ALAN MORSE - Four O’Clock And Hysterya
Insideout
Genere:Guitar-Prog
Supporto: cd 2007
Se il New Progressive contemporaneo ha fatto per l’ennesima volta rialzare il capo ad un genere apparentemente morto, lo dobbiamo soprattutto a gruppi svedesi come Anglagard, Anekdoten e Landberk tanto per fare alcuni nomi, mentre dall’altra parte dell’oceano il merito spetta ai Spock’s Beard dei fratelli Morse. Neal, cantante e polistrumentista della band sappiamo bene il corso che ha intrapreso, abbandonando la band per una dignitosa carriera solista con tanto di devozione per il cristianesimo. Alan invece resta con i suoi compagni d’avventura Dave Meros (basso), Nick D’Virgilio (batteria) e Ryo Okumoto (tastiere).
In questa prima avventura da solista gli Spock’s Beard sono tutti al suo fianco, compreso il fratello alle tastiere, quasi a volerlo lanciare al meglio.
Mentre Neal ci ha abituati a canti logorroici, al contrario Alan tace, ma fa cantare le sue mani. In alcuni frangenti sembra quasi di essere ritornati dieci anni addietro, quando il gruppo faceva gridare al miracolo, oggi questi cambi di tempo e d’umore non stupiscono più, ma hanno intatto il loro fascino. Il ritornello di “Return To Whatever” è l’emblema dello stile Spock’s Beard. Alan si diverte a lanciarsi in veloci esercizi per le dita, ma anche in melodie accattivanti e ben pensate, come nella graziosa “Drive In Shuttle” che ricorda “Devil’s Got My Throat” tratta dal fortunato doppio “Snow”.
Il disco trasmette allegria, Alan è un personaggio positivo e sa ben dosare tecnica con cuore. Ci sono momenti davvero di grande Rock misto a Blues, come in “R Bluz” e nella sofisticata e toccante “First Funk”. A differenza della maggioranza di dischi Progressive, “Four O’ Clock And Hysteria” non contiene suite e se vogliamo esula in parecchi particolari dalla maggioranza dei prodotti del caso.
Al basso compare Gary Lunn e alla batteria Scott Willianson, mentre l’intervento con il violino elettrico è affidato alle mani di Jerry Godman.

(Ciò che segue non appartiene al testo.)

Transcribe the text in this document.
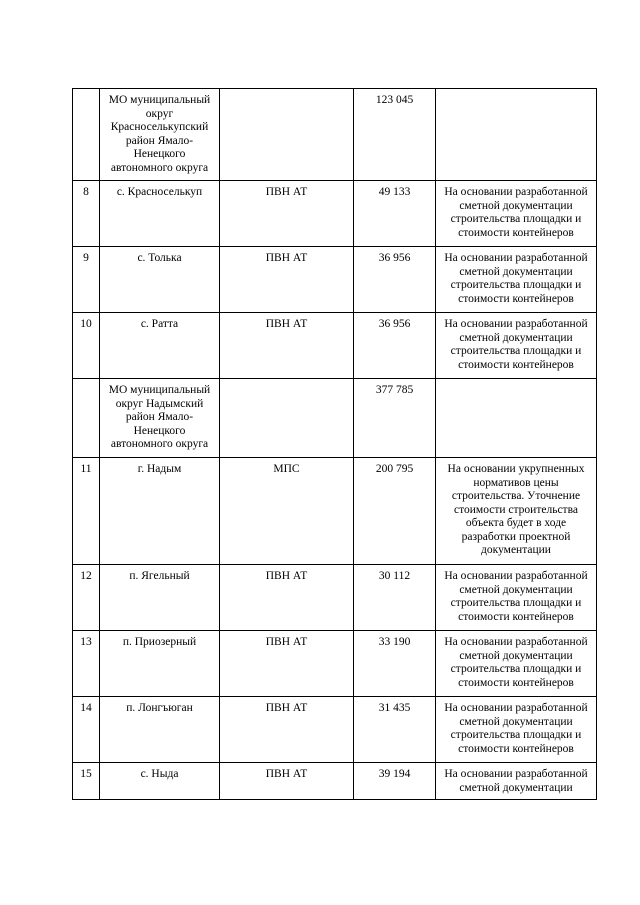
	МО муниципальный округ Красноселькупский район Ямало-Ненецкого автономного округа		123 045	
8	с. Красноселькуп	ПВН АТ	49 133	На основании разработанной сметной документации строительства площадки и стоимости контейнеров
9	с. Толька	ПВН АТ	36 956	На основании разработанной сметной документации строительства площадки и стоимости контейнеров
10	с. Ратта	ПВН АТ	36 956	На основании разработанной сметной документации строительства площадки и стоимости контейнеров
	МО муниципальный округ Надымский район Ямало-Ненецкого автономного округа		377 785	
11	г. Надым	МПС	200 795	На основании укрупненных нормативов цены строительства. Уточнение стоимости строительства объекта будет в ходе разработки проектной документации
12	п. Ягельный	ПВН АТ	30 112	На основании разработанной сметной документации строительства площадки и стоимости контейнеров
13	п. Приозерный	ПВН АТ	33 190	На основании разработанной сметной документации строительства площадки и стоимости контейнеров
14	п. Лонгъюган	ПВН АТ	31 435	На основании разработанной сметной документации строительства площадки и стоимости контейнеров
15	с. Ныда	ПВН АТ	39 194	На основании разработанной сметной документации
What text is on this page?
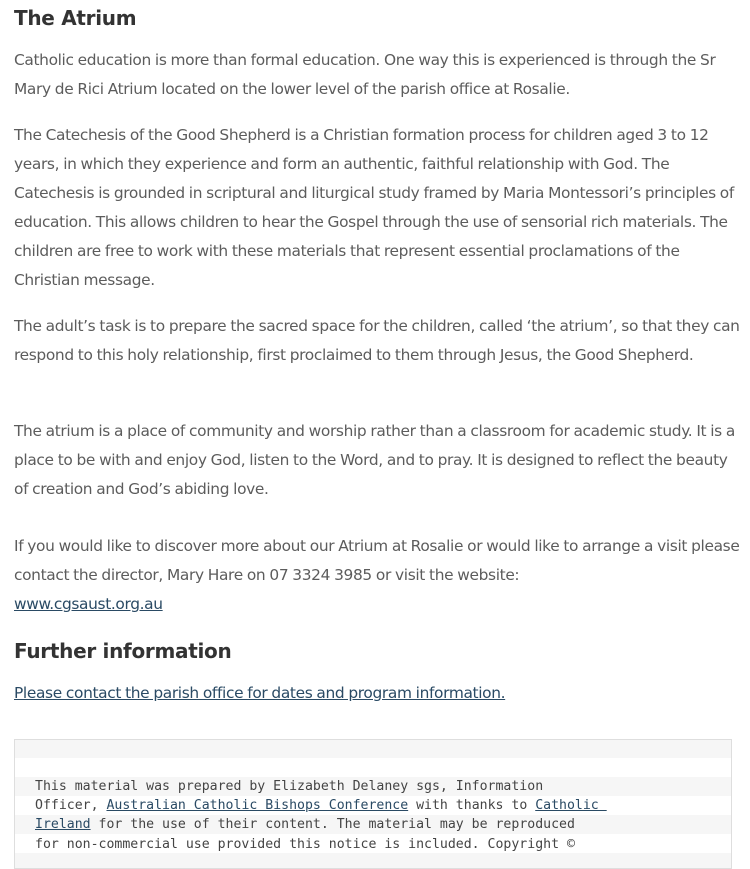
The Atrium

Catholic education is more than formal education. One way this is experienced is through the Sr Mary de Rici Atrium located on the lower level of the parish office at Rosalie.

The Catechesis of the Good Shepherd is a Christian formation process for children aged 3 to 12 years, in which they experience and form an authentic, faithful relationship with God. The Catechesis is grounded in scriptural and liturgical study framed by Maria Montessori’s principles of education. This allows children to hear the Gospel through the use of sensorial rich materials. The children are free to work with these materials that represent essential proclamations of the Christian message.

The adult’s task is to prepare the sacred space for the children, called ‘the atrium’, so that they can respond to this holy relationship, first proclaimed to them through Jesus, the Good Shepherd.

The atrium is a place of community and worship rather than a classroom for academic study. It is a place to be with and enjoy God, listen to the Word, and to pray. It is designed to reflect the beauty of creation and God’s abiding love.

If you would like to discover more about our Atrium at Rosalie or would like to arrange a visit please contact the director, Mary Hare on 07 3324 3985 or visit the website:
www.cgsaust.org.au

Further information
Please contact the parish office for dates and program information.
This material was prepared by Elizabeth Delaney sgs, Information
Officer, Australian Catholic Bishops Conference with thanks to Catholic
Ireland for the use of their content. The material may be reproduced
for non-commercial use provided this notice is included. Copyright ©
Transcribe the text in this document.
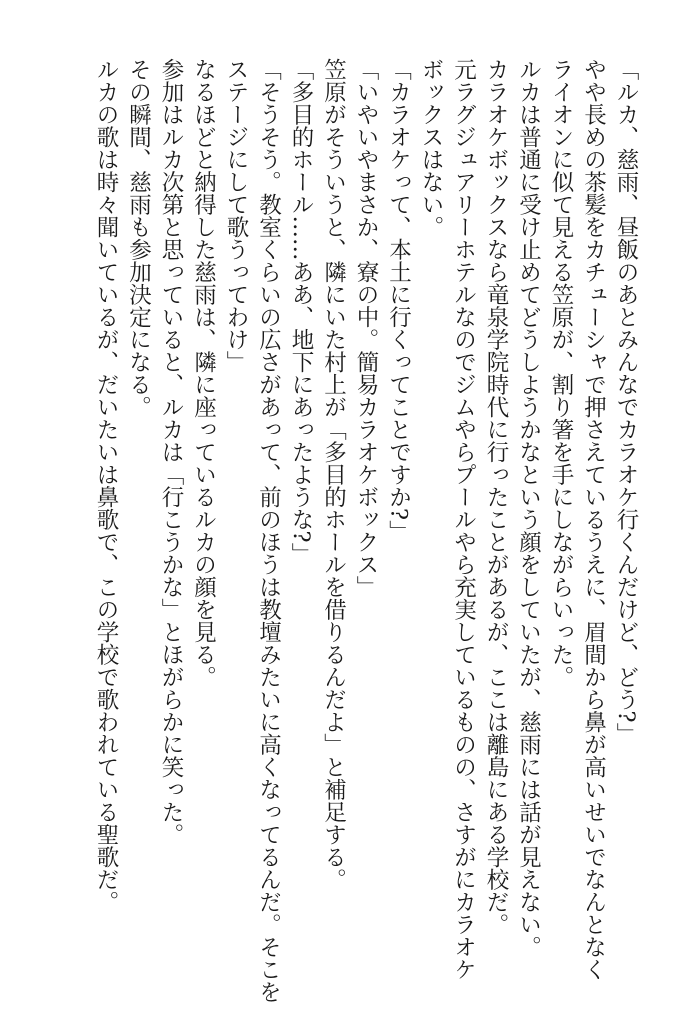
「ルカ、慈雨、昼飯のあとみんなでカラオケ行くんだけど、どう?」
やや長めの茶髪をカチューシャで押さえているうえに、眉間から鼻が高いせいでなんとなく
ライオンに似て見える笠原が、割り箸を手にしながらいった。
ルカは普通に受け止めてどうしようかなという顔をしていたが、慈雨には話が見えない。
カラオケボックスなら竜泉学院時代に行ったことがあるが、ここは離島にある学校だ。
元ラグジュアリーホテルなのでジムやらプールやら充実しているものの、さすがにカラオケ
ボックスはない。
「カラオケって、本土に行くってことですか?」
「いやいやまさか、寮の中。簡易カラオケボックス」
笠原がそういうと、隣にいた村上が「多目的ホールを借りるんだよ」と補足する。
「多目的ホール……ああ、地下にあったような?」
「そうそう。教室くらいの広さがあって、前のほうは教壇みたいに高くなってるんだ。そこを
ステージにして歌うってわけ」
なるほどと納得した慈雨は、隣に座っているルカの顔を見る。
参加はルカ次第と思っていると、ルカは「行こうかな」とほがらかに笑った。
その瞬間、慈雨も参加決定になる。
ルカの歌は時々聞いているが、だいたいは鼻歌で、この学校で歌われている聖歌だ。
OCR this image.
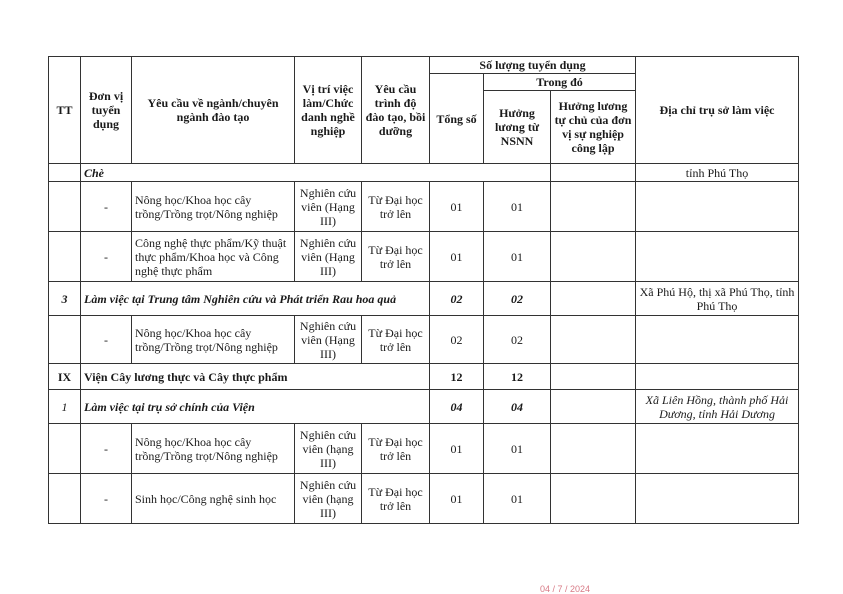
TT	Đơn vị tuyển dụng	Yêu cầu về ngành/chuyên ngành đào tạo	Vị trí việc làm/Chức danh nghề nghiệp	Yêu cầu trình độ đào tạo, bồi dưỡng	Số lượng tuyển dụng			Địa chỉ trụ sở làm việc
					Tổng số	Trong đó		
						Hưởng lương từ NSNN	Hưởng lương tự chủ của đơn vị sự nghiệp công lập	
	Chè							tỉnh Phú Thọ
	-	Nông học/Khoa học cây trồng/Trồng trọt/Nông nghiệp	Nghiên cứu viên (Hạng III)	Từ Đại học trở lên	01	01		
	-	Công nghệ thực phẩm/Kỹ thuật thực phẩm/Khoa học và Công nghệ thực phẩm	Nghiên cứu viên (Hạng III)	Từ Đại học trở lên	01	01		
3	Làm việc tại Trung tâm Nghiên cứu và Phát triển Rau hoa quả				02	02		Xã Phú Hộ, thị xã Phú Thọ, tỉnh Phú Thọ
	-	Nông học/Khoa học cây trồng/Trồng trọt/Nông nghiệp	Nghiên cứu viên (Hạng III)	Từ Đại học trở lên	02	02		
IX	Viện Cây lương thực và Cây thực phẩm				12	12		
1	Làm việc tại trụ sở chính của Viện				04	04		Xã Liên Hồng, thành phố Hải Dương, tỉnh Hải Dương
	-	Nông học/Khoa học cây trồng/Trồng trọt/Nông nghiệp	Nghiên cứu viên (hạng III)	Từ Đại học trở lên	01	01		
	-	Sinh học/Công nghệ sinh học	Nghiên cứu viên (hạng III)	Từ Đại học trở lên	01	01		
04 / 7 / 2024
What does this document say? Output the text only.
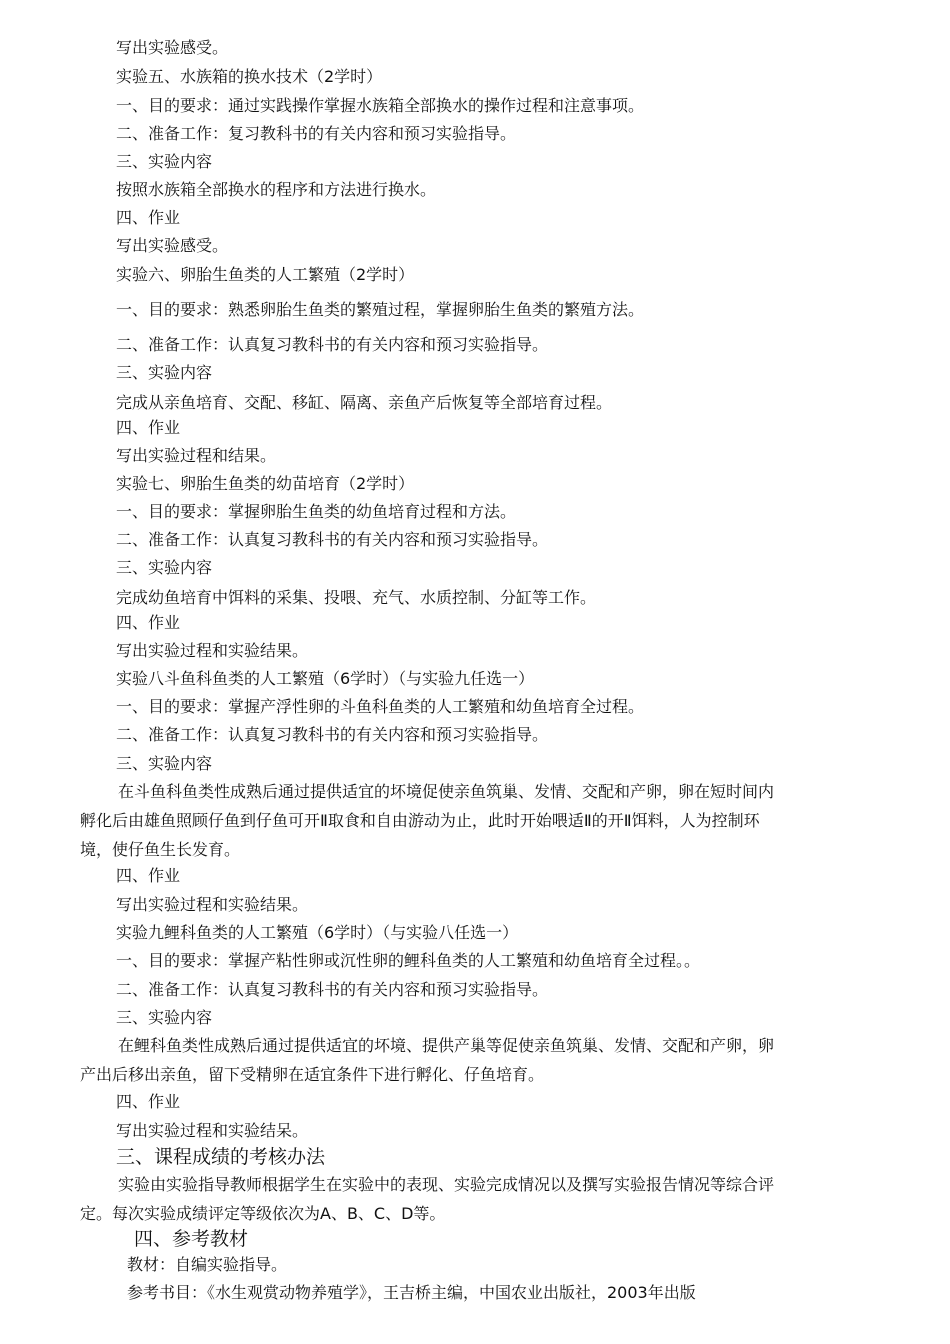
写出实验感受。
实验五、水族箱的换水技术（2学时）
一、目的要求：通过实践操作掌握水族箱全部换水的操作过程和注意事项。
二、准备工作：复习教科书的有关内容和预习实验指导。
三、实验内容
按照水族箱全部换水的程序和方法进行换水。
四、作业
写出实验感受。
实验六、卵胎生鱼类的人工繁殖（2学时）
一、目的要求：熟悉卵胎生鱼类的繁殖过程，掌握卵胎生鱼类的繁殖方法。
二、准备工作：认真复习教科书的有关内容和预习实验指导。
三、实验内容
完成从亲鱼培育、交配、移缸、隔离、亲鱼产后恢复等全部培育过程。
四、作业
写出实验过程和结果。
实验七、卵胎生鱼类的幼苗培育（2学时）
一、目的要求：掌握卵胎生鱼类的幼鱼培育过程和方法。
二、准备工作：认真复习教科书的有关内容和预习实验指导。
三、实验内容
完成幼鱼培育中饵料的采集、投喂、充气、水质控制、分缸等工作。
四、作业
写出实验过程和实验结果。
实验八斗鱼科鱼类的人工繁殖（6学时）（与实验九任选一）
一、目的要求：掌握产浮性卵的斗鱼科鱼类的人工繁殖和幼鱼培育全过程。
二、准备工作：认真复习教科书的有关内容和预习实验指导。
三、实验内容
在斗鱼科鱼类性成熟后通过提供适宜的坏境促使亲鱼筑巢、发情、交配和产卵，卵在短时间内
孵化后由雄鱼照顾仔鱼到仔鱼可开Ⅱ取食和自由游动为止，此时开始喂适Ⅱ的开Ⅱ饵料，人为控制环
境，使仔鱼生长发育。
四、作业
写出实验过程和实验结果。
实验九鲤科鱼类的人工繁殖（6学时）（与实验八任选一）
一、目的要求：掌握产粘性卵或沉性卵的鲤科鱼类的人工繁殖和幼鱼培育全过程。。
二、准备工作：认真复习教科书的有关内容和预习实验指导。
三、实验内容
在鲤科鱼类性成熟后通过提供适宜的坏境、提供产巢等促使亲鱼筑巢、发情、交配和产卵，卵
产出后移出亲鱼，留下受精卵在适宜条件下进行孵化、仔鱼培育。
四、作业
写出实验过程和实验结呆。
三、课程成绩的考核办法
实验由实验指导教师根据学生在实验中的表现、实验完成情况以及撰写实验报告情况等综合评
定。每次实验成绩评定等级依次为A、B、C、D等。
四、参考教材
教材：自编实验指导。
参考书目：《水生观赏动物养殖学》，王吉桥主编，中国农业出版社，2003年出版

Il lato più duro (ma non troppo) di Alan è descritto nell’elettrica “The Rite Of Left”, mentre “Chroma” ci espone nuove sonorità, per paragonarle alle nostrane diremmo alla Perigeo. Davvero emozionante la conclusiva “Home”.
Questo lavoro solista è più che onesto, un disco di vera musica senza troppi orpelli, chitarristico ed immediato, dove i sentimenti si intrecciano come in una scaletta DNA con la tecnica.
Non c’è niente da fare, la famiglia Morse è veramente toccata da un talento fuori dal comune, lunga vita ai Morse! Amanti della chitarra, mano al portafoglio.